- Trainings-Check
- Medizin-Check
- Huf-Check
- Sattel-Check
- Fütterungs-Check
- Fazit
- Die Experten
Trainings-Check
Clavi brauchte vor vier Monaten beim Reiten bis zu einer halben Stunde, bis sie sich gelöst bewegen konnte. Anfangs machte sie sich oft fest, geriet aus dem Takt und hob sich heraus.
Diesmal geben Pferd und Reiterin ein anderes Bild ab. Was haben sie geändert? Dressurausbilderin Claudia Butry hatte beide zwischenzeitlich noch einmal besucht. Sie rät: Die rechts hohle Stute anfangs so wenig wie möglich stören und im Entlastungssitz am losen Zügel warmreiten. Zwischendurch ein paar Tritte Seitengänge zur Gymnastik. Das setzt Carolin Reeb um. Clavi spiegelt die Entspannung: Nach zwei Runden lässt sie bereits zufrieden den Hals fallen und trabt schwungvoll im Takt.

Stefan Schneider möchte jedoch mehr herauskitzeln: "Sie muss mehr auf den Schenkel nach vorne ziehen. Wenn sie das verstanden hat, den Hals fallen lässt und mit schwingendem Rücken geht, kann sie gearbeitet werden. Die Schiefenproblematik verbessert sich dadurch automatisch."
Hufexperte und Trainer Burkhard Rau ist skeptisch, ob diese Lösung für jedes Pferd-Reiter-Team passt: "Wenn ich das als Reiter nicht richtig hinbekomme, trainiere ich lieber erst einmal nur am Boden, zum Beispiel mit Langzügelarbeit. Wichtig ist, dass sich Arbeitsphasen und Pausen abwechseln, damit das Pferd nicht permanent unter Anspannung steht."
Sein Tipp: Vier Wochen nur Bodenarbeit, dann wieder Reiten. Physiotherapeut und Sattelberater Stefan Wolfrum würde einen Mix aus Bodenarbeit und Reiten vorziehen. Er rät, auch das Gelände fürs Training zu nutzen ("Hoch und runter und in Schlangenlinien um die Bäume"). Doch alle sind sich einig: Clavi und Carolin sind auf einem guten Weg.
Tipps fürs weitere Training:
- Ausreiten in unebenem Gelände für Koordination und Kraft
- geraderichtende Übungen am Boden und unter dem Sattel
- Training in Intervallen: Arbeitsphasen und Pausen im Wechsel
Medizin-Check
Vor vier Monaten stellten die Experten fest: Clavi ist körperlich gesund, aber total schief. Sowohl beim Führen geradeaus und in Wendungen als auch an der Longe lief die Stute klamm und steif, jedoch lahmfrei.
"Der Takt gefällt mir besser", bemerkt Burkhard Rau. "Das sehe ich genauso", stimmt Stefan Schneider zu, während Carolin Reeb Clavi an der Hand vorführt. Burkard Rau runzelt die Stirn: "Die anderen Probleme sind immer noch da, vor allem im Becken finde ich sie sehr unbeweglich." Claudia Butry findet, dass Clavi ihre Beine gezielter führt, zentrierter und stabiler wirkt.
Dieser Eindruck deckt sich mit Clavis Bemuskelung. Die Unterschiede zwischen der schwächer bemuskelten linken Seite (wie etwa der Schulter)
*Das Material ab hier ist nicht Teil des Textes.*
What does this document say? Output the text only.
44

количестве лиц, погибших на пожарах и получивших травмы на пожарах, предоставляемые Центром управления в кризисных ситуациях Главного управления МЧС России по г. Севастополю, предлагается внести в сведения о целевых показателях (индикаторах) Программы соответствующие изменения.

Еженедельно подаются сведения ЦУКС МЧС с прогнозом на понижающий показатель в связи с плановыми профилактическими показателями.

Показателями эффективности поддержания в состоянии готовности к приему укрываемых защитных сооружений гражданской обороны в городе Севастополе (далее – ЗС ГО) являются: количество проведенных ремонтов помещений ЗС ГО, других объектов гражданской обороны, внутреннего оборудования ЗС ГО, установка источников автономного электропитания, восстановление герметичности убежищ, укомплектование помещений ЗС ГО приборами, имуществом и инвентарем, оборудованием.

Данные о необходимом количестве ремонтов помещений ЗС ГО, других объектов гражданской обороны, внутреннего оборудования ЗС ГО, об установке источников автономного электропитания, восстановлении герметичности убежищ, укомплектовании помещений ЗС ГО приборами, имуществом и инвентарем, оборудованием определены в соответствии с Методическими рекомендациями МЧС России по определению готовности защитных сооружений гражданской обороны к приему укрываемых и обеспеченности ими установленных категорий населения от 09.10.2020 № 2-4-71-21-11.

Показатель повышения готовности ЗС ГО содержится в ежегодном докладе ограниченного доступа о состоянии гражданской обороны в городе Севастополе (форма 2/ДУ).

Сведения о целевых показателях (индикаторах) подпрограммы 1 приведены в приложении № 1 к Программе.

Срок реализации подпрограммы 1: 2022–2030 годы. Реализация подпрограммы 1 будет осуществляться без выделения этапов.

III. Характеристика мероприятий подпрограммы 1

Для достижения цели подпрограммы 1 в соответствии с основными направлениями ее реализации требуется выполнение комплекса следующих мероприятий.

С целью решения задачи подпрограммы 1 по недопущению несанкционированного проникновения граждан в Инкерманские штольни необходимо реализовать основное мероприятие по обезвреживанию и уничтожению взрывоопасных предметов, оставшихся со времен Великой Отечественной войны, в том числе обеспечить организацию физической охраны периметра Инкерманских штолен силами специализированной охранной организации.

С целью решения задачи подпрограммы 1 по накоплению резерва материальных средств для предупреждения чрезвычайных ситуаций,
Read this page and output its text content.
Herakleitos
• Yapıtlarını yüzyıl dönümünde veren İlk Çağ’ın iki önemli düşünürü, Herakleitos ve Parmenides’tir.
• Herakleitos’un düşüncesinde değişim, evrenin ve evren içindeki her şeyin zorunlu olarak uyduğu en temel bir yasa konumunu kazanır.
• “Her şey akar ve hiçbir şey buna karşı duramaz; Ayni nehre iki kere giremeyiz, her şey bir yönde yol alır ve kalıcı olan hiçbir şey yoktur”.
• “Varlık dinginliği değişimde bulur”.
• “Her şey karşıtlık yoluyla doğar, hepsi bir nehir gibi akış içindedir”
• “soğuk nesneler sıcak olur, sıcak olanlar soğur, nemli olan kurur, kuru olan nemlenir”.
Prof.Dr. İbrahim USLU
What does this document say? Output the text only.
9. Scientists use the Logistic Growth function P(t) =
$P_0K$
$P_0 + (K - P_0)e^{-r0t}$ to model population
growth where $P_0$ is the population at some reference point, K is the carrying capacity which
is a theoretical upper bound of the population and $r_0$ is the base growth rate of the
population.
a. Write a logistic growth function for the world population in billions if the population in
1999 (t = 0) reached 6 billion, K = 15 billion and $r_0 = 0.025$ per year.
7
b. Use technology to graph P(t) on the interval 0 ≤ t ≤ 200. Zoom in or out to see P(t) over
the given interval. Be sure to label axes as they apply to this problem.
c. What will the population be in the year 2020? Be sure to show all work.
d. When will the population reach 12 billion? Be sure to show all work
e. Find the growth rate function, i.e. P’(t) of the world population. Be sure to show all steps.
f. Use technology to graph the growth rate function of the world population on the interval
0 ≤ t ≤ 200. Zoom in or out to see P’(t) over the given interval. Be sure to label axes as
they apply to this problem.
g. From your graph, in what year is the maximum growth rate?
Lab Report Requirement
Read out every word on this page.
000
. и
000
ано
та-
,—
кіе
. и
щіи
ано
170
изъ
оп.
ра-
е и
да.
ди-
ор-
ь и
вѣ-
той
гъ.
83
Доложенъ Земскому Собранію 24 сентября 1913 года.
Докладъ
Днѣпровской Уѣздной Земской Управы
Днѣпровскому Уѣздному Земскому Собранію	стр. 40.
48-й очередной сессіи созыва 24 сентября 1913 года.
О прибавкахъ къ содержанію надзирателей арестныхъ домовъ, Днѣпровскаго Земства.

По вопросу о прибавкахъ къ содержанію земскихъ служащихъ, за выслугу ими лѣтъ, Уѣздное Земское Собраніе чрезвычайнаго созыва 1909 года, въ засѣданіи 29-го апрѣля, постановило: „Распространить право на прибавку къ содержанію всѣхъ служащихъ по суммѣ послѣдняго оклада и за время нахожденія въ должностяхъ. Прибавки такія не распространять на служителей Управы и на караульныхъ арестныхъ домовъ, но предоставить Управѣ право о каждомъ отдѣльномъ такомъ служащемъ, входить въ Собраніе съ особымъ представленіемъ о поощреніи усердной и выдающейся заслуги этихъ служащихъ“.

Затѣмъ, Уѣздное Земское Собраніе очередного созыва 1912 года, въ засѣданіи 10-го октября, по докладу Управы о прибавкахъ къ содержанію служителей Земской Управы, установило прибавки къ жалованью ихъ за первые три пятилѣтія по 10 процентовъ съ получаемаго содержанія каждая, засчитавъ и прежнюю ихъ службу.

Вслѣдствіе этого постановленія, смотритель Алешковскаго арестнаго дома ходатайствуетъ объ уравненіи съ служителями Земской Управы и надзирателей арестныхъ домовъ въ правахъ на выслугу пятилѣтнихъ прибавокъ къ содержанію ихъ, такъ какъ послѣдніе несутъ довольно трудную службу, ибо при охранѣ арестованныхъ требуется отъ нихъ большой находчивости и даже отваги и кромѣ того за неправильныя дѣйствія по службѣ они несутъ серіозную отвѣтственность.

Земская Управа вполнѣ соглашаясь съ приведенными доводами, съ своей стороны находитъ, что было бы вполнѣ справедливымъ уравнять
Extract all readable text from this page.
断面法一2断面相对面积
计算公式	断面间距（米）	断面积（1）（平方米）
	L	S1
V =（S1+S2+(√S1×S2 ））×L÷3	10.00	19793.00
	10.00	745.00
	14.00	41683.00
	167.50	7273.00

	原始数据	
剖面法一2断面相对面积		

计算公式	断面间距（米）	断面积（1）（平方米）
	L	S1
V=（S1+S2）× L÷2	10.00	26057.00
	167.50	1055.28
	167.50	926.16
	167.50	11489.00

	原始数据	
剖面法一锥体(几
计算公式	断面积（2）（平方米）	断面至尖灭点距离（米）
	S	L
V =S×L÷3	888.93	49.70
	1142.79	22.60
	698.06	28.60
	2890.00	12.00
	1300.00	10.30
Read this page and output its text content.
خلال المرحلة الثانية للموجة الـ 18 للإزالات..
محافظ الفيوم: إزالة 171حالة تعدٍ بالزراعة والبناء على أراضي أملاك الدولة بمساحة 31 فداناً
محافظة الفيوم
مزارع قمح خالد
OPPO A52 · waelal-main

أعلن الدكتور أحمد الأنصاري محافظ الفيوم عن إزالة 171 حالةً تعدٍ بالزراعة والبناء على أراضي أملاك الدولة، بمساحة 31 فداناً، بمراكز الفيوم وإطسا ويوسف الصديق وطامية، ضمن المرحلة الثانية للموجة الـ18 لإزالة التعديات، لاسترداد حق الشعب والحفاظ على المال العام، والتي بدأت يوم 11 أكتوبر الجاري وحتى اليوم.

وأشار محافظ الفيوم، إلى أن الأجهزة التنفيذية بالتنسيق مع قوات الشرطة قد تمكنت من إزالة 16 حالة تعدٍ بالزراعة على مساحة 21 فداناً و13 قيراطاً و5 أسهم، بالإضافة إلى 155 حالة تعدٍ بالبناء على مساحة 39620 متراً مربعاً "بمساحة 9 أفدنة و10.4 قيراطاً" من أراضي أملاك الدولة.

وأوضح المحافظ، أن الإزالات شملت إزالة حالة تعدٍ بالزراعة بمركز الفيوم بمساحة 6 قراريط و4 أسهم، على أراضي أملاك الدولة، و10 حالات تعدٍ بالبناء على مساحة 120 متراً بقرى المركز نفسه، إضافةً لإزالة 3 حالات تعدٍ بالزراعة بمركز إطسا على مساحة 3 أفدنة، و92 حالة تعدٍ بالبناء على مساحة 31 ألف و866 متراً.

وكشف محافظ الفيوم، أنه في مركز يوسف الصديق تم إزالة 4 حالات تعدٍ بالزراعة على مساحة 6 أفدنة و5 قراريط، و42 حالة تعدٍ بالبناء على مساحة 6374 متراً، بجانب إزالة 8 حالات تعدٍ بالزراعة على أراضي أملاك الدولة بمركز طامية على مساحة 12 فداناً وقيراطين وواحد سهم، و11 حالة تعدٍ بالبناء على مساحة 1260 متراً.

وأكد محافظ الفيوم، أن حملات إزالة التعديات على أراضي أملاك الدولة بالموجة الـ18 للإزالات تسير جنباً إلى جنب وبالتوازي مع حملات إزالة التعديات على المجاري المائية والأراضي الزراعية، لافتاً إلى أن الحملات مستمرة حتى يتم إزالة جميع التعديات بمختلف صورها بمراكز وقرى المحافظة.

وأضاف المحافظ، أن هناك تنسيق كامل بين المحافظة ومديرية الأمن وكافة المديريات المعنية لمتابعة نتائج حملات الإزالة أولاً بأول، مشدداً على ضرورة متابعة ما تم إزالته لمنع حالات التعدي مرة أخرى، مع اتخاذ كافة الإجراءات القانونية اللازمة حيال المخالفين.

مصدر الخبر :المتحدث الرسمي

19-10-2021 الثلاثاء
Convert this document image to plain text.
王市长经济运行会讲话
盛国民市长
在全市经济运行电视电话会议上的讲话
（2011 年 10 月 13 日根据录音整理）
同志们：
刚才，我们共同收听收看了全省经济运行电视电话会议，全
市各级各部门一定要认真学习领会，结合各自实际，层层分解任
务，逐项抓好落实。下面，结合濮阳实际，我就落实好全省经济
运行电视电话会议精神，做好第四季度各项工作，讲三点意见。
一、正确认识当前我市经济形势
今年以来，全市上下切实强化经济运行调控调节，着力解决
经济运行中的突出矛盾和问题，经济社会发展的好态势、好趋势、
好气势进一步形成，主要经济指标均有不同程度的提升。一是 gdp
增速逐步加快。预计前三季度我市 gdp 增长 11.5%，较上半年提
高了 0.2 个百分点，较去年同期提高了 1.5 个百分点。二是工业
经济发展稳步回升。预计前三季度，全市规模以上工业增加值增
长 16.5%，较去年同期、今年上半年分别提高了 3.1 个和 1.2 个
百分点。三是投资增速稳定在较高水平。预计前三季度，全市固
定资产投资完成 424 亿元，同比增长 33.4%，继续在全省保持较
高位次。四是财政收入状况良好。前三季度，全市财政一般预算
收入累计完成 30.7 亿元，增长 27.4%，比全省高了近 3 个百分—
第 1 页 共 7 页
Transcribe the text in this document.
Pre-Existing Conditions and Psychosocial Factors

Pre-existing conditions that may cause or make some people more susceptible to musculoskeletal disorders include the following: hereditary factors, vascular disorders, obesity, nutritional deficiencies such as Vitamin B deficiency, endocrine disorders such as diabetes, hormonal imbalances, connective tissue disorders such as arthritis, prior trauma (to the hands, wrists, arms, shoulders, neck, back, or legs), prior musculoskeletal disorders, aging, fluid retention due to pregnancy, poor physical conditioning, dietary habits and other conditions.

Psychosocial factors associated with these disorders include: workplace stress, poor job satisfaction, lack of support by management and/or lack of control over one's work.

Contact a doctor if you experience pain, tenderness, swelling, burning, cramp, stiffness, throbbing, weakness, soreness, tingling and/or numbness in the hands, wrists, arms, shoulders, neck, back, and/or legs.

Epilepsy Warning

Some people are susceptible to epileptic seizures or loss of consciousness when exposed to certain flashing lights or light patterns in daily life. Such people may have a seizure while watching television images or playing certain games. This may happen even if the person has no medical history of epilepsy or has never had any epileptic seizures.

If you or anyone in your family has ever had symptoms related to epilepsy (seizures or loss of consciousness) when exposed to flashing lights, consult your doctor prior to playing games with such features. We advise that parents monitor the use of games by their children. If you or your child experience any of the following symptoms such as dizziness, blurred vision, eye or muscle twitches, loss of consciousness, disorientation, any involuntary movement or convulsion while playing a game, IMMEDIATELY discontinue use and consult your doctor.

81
und der rechten Seite sind nicht mehr ganz so stark. Dagegen muss die restliche Muskulatur auf der rechten Seite die schwächere linke Seite kompensieren. Nach wie vor ist das rechte Hinterbein auf der hohlen Seite schwächer, weil es zu wenig trägt.

"Die Stute fängt viel mit den Schultern ab und ist deshalb in diesem Bereich bis hoch ins Genick sehr verspannt", meint Pferdephysiotherapeut und Sattelberater Stefan Wolfrum. Er freut sich dennoch über die Entwicklung: "Das geht nun mal nicht von heute auf morgen."
Die Experten empfehlen, Clavi regelmäßig manuell therapieren zu lassen. Außerdem kann auch die Besitzerin selbst etwas tun: Etwa einen Kurs zur Emmet-Technik besuchen oder Balance-Pads besorgen.
"Mit beidem kann man nichts falsch machen", sagt Burkhard Rau. Wer die Emmet-Griffe anwendet, kann dem Pferd helfen, Anspannungen zu lösen. "Die Balance-Pads lege ich meinen Pferden einfach vor die Füße", erzählt Rau schmunzelnd. "Sie experimentieren selbst damit herum und probieren aus, was ihnen guttut."
Tipps für einen gesunden Köper:
- manuelle Therapie in regelmäßigen Abstände
- Training mit Balance-Pads
- Muskelentspannung durch Massage
Huf-Check
Clavis Hufe waren genauso schief wie sie selbst: Hinten links und vorne rechts zu steil, hinten rechts und vorne links zu flach.
Ob die Schiefe von den Hufen kommt oder umgekehrt, bleibt unklar. Sicher ist aber: Das eine bedingt das andere. Clavi täte sich leichter, wenn sie mit ihrem Körper nicht ihre schiefen Füße ausgleichen müsste. "Je symmetrischer die Hufe, desto ausbalancierter das Pferd", erklärt Burkhard Rau. "Die Vorderhufe korrespondieren eins zu eins mit den Schulterspitzen", sagt der Hufexperte: links höher, rechts flacher.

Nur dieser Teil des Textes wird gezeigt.